# 5 lber and 4 lber on "new" rig



## mischif (Jul 14, 2006)

Alright so I decided to put new in quotations because it is new to me. So I did not have jigs with me one day while fishing but I did have tubes,jig heads, and trailers. I rigged the tube exposed hook style and then threw the trailer on the hook. Immediatley I was catching fish when nothing else was working. I have now been using it for a week or so and I have caught these two beauties!










4.2 lbs










5 lbs even


----------



## selfproclaim (May 19, 2011)

Interesting, what kind of trailer?


Outdoor Hub mobile, the outdoor information engine


----------



## Pigsticker (Oct 18, 2006)

Great fish dude. Summer isn't slowing u down any. Thanks for the tip ill try it soon.


----------



## Silent Mike (Aug 9, 2009)

nice fish! i need to switch to tubes and soft jerk baits at this clear pond that is conquering my T-rig senko and crank bait strategies...time to switch it up!


----------



## Lewzer (Apr 5, 2004)

Those are some fine fish mischif!


----------



## JignPig Guide (Aug 3, 2007)

Congratulations on the biggun's. Nice job.


----------



## SMBHooker (Jan 3, 2008)

Lovely!!


----------



## Scum_Frog (Apr 3, 2009)

Awesome fish!!! Those are some Beauts!!! A tube is definitely an awesome go to lure especially in the hot of summer!!! Good job bud!! I rig mine texas style with a slip sinker on the top.....if im flipping heavy cover i'll peg the weight....if not i like to leave it so they sink seperate....tends to cause more strikes!!! Goodluck!!


----------



## mischif (Jul 14, 2006)

Yeah I have always loved using tubes in the river and lakes but when I tried the tube without a trailer, the bass just were not jumping on it anymore. Maybe they like seeing that bigger profile with the added trailer, plus it is something they haven't really seen because the overall look is different. (looks kind of stupid)


----------



## Silent Mike (Aug 9, 2009)

mischif said:


> Yeah I have always loved using tubes in the river and lakes but when I tried the tube without a trailer, the bass just were not jumping on it anymore. Maybe they like seeing that bigger profile with the added trailer, plus it is something they haven't really seen because the overall look is different. (looks kind of stupid)

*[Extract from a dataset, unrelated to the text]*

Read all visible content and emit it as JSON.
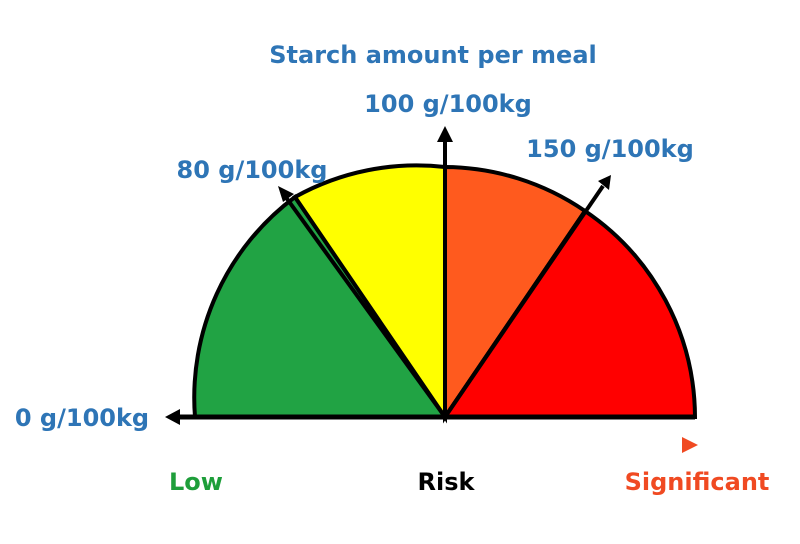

like a small crawfish trailer?


----------



## Tokugawa (Apr 29, 2008)

Good job dude


----------



## mischif (Jul 14, 2006)

Silent Mike said:


> like a small crawfish trailer?


yeah pretty much, it just adds more profile. My absolute favorite trailers are not even trailers at all. I use the yamamoto creature baits and tear them in half. I get double the use out of one package.


----------



## lordofthepunks (Feb 24, 2009)

i think youre low on the poundage, those are clearly 11 lbers.


----------



## Silent Mike (Aug 9, 2009)

mischif said:


> yeah pretty much, it just adds more profile. My absolute favorite trailers are not even trailers at all. I use the yamamoto creature baits and tear them in half. I get double the use out of one package.

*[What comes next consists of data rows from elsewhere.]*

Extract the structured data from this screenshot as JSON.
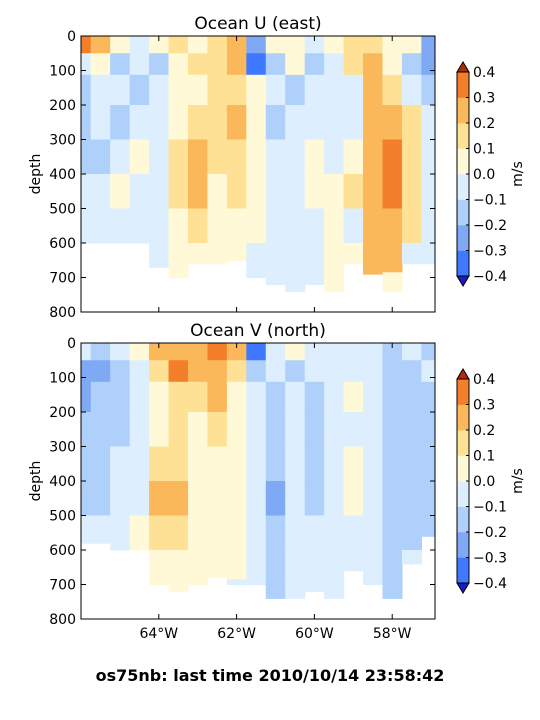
{
  "footer_text": "os75nb: last time 2010/10/14 23:58:42",
  "palette": {
    "levels": [
      -0.4,
      -0.3,
      -0.2,
      -0.1,
      0.0,
      0.1,
      0.2,
      0.3,
      0.4
    ],
    "bins": [
      "#1a3cff",
      "#3f79ff",
      "#7fa8f5",
      "#aed0fb",
      "#ddefff",
      "#fff9d8",
      "#ffe196",
      "#fbb85a",
      "#f47f2a",
      "#e6500d"
    ],
    "over": "#b22a06",
    "under": "#1a1ac8"
  },
  "chart_data": [
    {
      "type": "heatmap",
      "title": "Ocean U (east)",
      "ylabel": "depth",
      "xlabel": "",
      "xlim": [
        -66.0,
        -56.9
      ],
      "ylim": [
        800,
        0
      ],
      "yticks": [
        0,
        100,
        200,
        300,
        400,
        500,
        600,
        700,
        800
      ],
      "xticks": [
        -64,
        -62,
        -60,
        -58
      ],
      "xtick_labels": [
        "64°W",
        "62°W",
        "60°W",
        "58°W"
      ],
      "show_xtick_labels": false,
      "colorbar": {
        "label": "m/s",
        "ticks": [
          -0.4,
          -0.3,
          -0.2,
          -0.1,
          0.0,
          0.1,
          0.2,
          0.3,
          0.4
        ],
        "tick_labels": [
          "−0.4",
          "−0.3",
          "−0.2",
          "−0.1",
          "0.0",
          "0.1",
          "0.2",
          "0.3",
          "0.4"
        ]
      },
      "lon": [
        -66.0,
        -65.5,
        -65.0,
        -64.5,
        -64.0,
        -63.5,
        -63.0,
        -62.5,
        -62.0,
        -61.5,
        -61.0,
        -60.5,
        -60.0,
        -59.5,
        -59.0,
        -58.5,
        -58.0,
        -57.5,
        -57.0
      ],
      "depth_max": [
        600,
        600,
        600,
        600,
        670,
        700,
        660,
        660,
        650,
        700,
        720,
        740,
        720,
        740,
        660,
        690,
        740,
        660,
        660
      ],
      "depth": [
        25,
        75,
        150,
        250,
        350,
        450,
        550,
        650,
        720
      ],
      "values": [
        [
          0.35,
          0.2,
          0.05,
          -0.05,
          0.05,
          0.1,
          0.05,
          0.15,
          0.25,
          -0.3,
          0.05,
          0.05,
          -0.05,
          0.05,
          0.15,
          0.15,
          0.05,
          0.05,
          -0.3
        ],
        [
          -0.05,
          0.05,
          -0.15,
          -0.05,
          -0.15,
          0.05,
          0.1,
          0.15,
          0.2,
          -0.35,
          -0.15,
          0.05,
          -0.15,
          -0.1,
          0.15,
          0.2,
          0.05,
          -0.15,
          -0.25
        ],
        [
          -0.15,
          -0.05,
          -0.05,
          -0.15,
          -0.05,
          0.05,
          0.05,
          0.15,
          0.15,
          0.05,
          -0.05,
          -0.15,
          -0.05,
          -0.05,
          -0.05,
          0.2,
          0.15,
          -0.05,
          -0.15
        ],
        [
          -0.15,
          -0.05,
          -0.15,
          -0.05,
          -0.05,
          0.05,
          0.15,
          0.15,
          0.2,
          0.05,
          -0.15,
          -0.05,
          -0.05,
          -0.05,
          -0.05,
          0.25,
          0.25,
          0.15,
          -0.05
        ],
        [
          -0.15,
          -0.15,
          -0.05,
          0.05,
          -0.05,
          0.15,
          0.2,
          0.1,
          0.15,
          0.05,
          -0.05,
          -0.05,
          0.05,
          -0.05,
          0.05,
          0.25,
          0.3,
          0.15,
          -0.05
        ],
        [
          -0.05,
          -0.05,
          0.05,
          -0.05,
          -0.05,
          0.15,
          0.2,
          0.05,
          0.15,
          0.05,
          -0.05,
          -0.05,
          0.05,
          0.05,
          0.15,
          0.25,
          0.3,
          0.15,
          -0.05
        ],
        [
          -0.05,
          -0.05,
          -0.05,
          -0.05,
          -0.05,
          0.05,
          0.15,
          0.05,
          0.05,
          0.05,
          -0.05,
          -0.05,
          -0.05,
          0.05,
          -0.05,
          0.25,
          0.25,
          0.1,
          -0.05
        ],
        [
          -0.05,
          -0.05,
          -0.05,
          -0.05,
          -0.05,
          0.05,
          0.05,
          0.05,
          0.05,
          -0.05,
          -0.05,
          -0.05,
          -0.05,
          0.05,
          0.05,
          0.25,
          0.2,
          -0.05,
          -0.05
        ],
        [
          -0.05,
          -0.05,
          -0.05,
          -0.05,
          -0.05,
          0.05,
          0.05,
          0.05,
          0.05,
          -0.05,
          -0.05,
          -0.05,
          -0.05,
          0.05,
          0.05,
          0.25,
          0.05,
          -0.05,
          -0.05
        ]
      ]
    },
    {
      "type": "heatmap",
      "title": "Ocean V (north)",
      "ylabel": "depth",
      "xlabel": "",
      "xlim": [
        -66.0,
        -56.9
      ],
      "ylim": [
        800,
        0
      ],
      "yticks": [
        0,
        100,
        200,
        300,
        400,
        500,
        600,
        700,
        800
      ],
      "xticks": [
        -64,
        -62,
        -60,
        -58
      ],
      "xtick_labels": [
        "64°W",
        "62°W",
        "60°W",
        "58°W"
      ],
      "show_xtick_labels": true,
      "colorbar": {
        "label": "m/s",
        "ticks": [
          -0.4,
          -0.3,
          -0.2,
          -0.1,
          0.0,
          0.1,
          0.2,
          0.3,
          0.4
        ],
        "tick_labels": [
          "−0.4",
          "−0.3",
          "−0.2",
          "−0.1",
          "0.0",
          "0.1",
          "0.2",
          "0.3",
          "0.4"
        ]
      },
      "lon": [
        -66.0,
        -65.5,
        -65.0,
        -64.5,
        -64.0,
        -63.5,
        -63.0,
        -62.5,
        -62.0,
        -61.5,
        -61.0,
        -60.5,
        -60.0,
        -59.5,
        -59.0,
        -58.5,
        -58.0,
        -57.5,
        -57.0
      ],
      "depth_max": [
        580,
        580,
        600,
        600,
        700,
        720,
        700,
        680,
        700,
        700,
        740,
        740,
        720,
        740,
        660,
        700,
        740,
        640,
        560
      ],
      "depth": [
        25,
        75,
        150,
        250,
        350,
        450,
        550,
        650,
        720
      ],
      "values": [
        [
          -0.05,
          -0.15,
          -0.05,
          0.05,
          0.25,
          0.25,
          0.25,
          0.3,
          0.2,
          -0.35,
          -0.05,
          0.05,
          -0.05,
          -0.05,
          -0.05,
          -0.05,
          -0.15,
          -0.05,
          -0.15
        ],
        [
          -0.25,
          -0.25,
          -0.15,
          -0.05,
          0.15,
          0.3,
          0.25,
          0.2,
          0.1,
          -0.15,
          -0.05,
          -0.15,
          -0.05,
          -0.05,
          -0.05,
          -0.05,
          -0.15,
          -0.15,
          -0.05
        ],
        [
          -0.25,
          -0.2,
          -0.15,
          -0.05,
          0.05,
          0.15,
          0.15,
          0.2,
          0.05,
          -0.05,
          -0.15,
          -0.05,
          -0.15,
          -0.05,
          0.05,
          -0.05,
          -0.15,
          -0.15,
          -0.15
        ],
        [
          -0.2,
          -0.15,
          -0.15,
          -0.05,
          0.05,
          0.15,
          0.05,
          0.1,
          0.05,
          -0.05,
          -0.15,
          -0.05,
          -0.15,
          -0.05,
          -0.05,
          -0.05,
          -0.15,
          -0.15,
          -0.15
        ],
        [
          -0.15,
          -0.15,
          -0.05,
          -0.05,
          0.15,
          0.15,
          0.05,
          0.05,
          0.05,
          -0.05,
          -0.15,
          -0.05,
          -0.15,
          -0.05,
          0.05,
          -0.05,
          -0.15,
          -0.15,
          -0.15
        ],
        [
          -0.15,
          -0.15,
          -0.05,
          -0.05,
          0.2,
          0.2,
          0.05,
          0.05,
          0.05,
          -0.05,
          -0.25,
          -0.05,
          -0.15,
          -0.05,
          0.05,
          -0.05,
          -0.2,
          -0.15,
          -0.15
        ],
        [
          -0.05,
          -0.05,
          -0.05,
          0.05,
          0.15,
          0.1,
          0.05,
          0.05,
          0.05,
          -0.05,
          -0.15,
          -0.05,
          -0.05,
          -0.05,
          -0.05,
          -0.05,
          -0.15,
          -0.15,
          -0.15
        ],
        [
          -0.05,
          -0.05,
          -0.05,
          -0.05,
          0.05,
          0.05,
          0.05,
          0.05,
          0.05,
          -0.05,
          -0.15,
          -0.05,
          -0.05,
          -0.05,
          -0.05,
          -0.05,
          -0.15,
          -0.05,
          -0.05
        ],
        [
          -0.05,
          -0.05,
          -0.05,
          -0.05,
          0.05,
          0.05,
          0.05,
          -0.05,
          -0.05,
          -0.05,
          -0.15,
          -0.05,
          -0.05,
          -0.05,
          -0.05,
          -0.05,
          -0.15,
          -0.05,
          -0.05
        ]
      ]
    }
  ]
}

i thnk i am going to try that tonight...i have some small purple craw trailers and some pumpkin seed tubes...going to trim up the trailers and it should be some good contrast


----------



## mischif (Jul 14, 2006)

lordofthepunks said:


> i think youre low on the poundage, those are clearly 11 lbers.


hahaha I was just being modest


----------



## Luda024 (Aug 28, 2011)

Call me a noob, but what are these trailer you guys are talking about?


Sent from my iPhone using Tapatalk


----------



## Silent Mike (Aug 9, 2009)

Luda024 said:


> Call me a noob, but what are these trailer you guys are talking about?
> 
> 
> Sent from my iPhone using Tapatalk


something like this:










they go on bass jigs


----------



## USMC_Galloway (May 13, 2011)

Lake Fork makes something like that called "Craw Tube" I have been using them this past few weeks for smallies. 

Also those are some really nice looking fish, I see no hate in this thread!!


----------



## streamstalker (Jul 8, 2005)

USMC_Galloway said:


> Lake Fork makes something like that called "Craw Tube" I have been using them this past few weeks for smallies.
> 
> Also those are some really nice looking fish, I see no hate in this tread!!


I hate that crawtube...ugliest thing I've ever seen.


----------



## mischif (Jul 14, 2006)

never heard of lake forks craw tube, I am going to look it up right now


----------



## selfproclaim (May 19, 2011)

Trigger X has the Hodad, actually a tube with long tentacles. Pretty cool looking and fits this post.

DC


----------



## mischif (Jul 14, 2006)

putting the trailer on a tube gives a way different profile than that lake fork craw tube but it is still clever


----------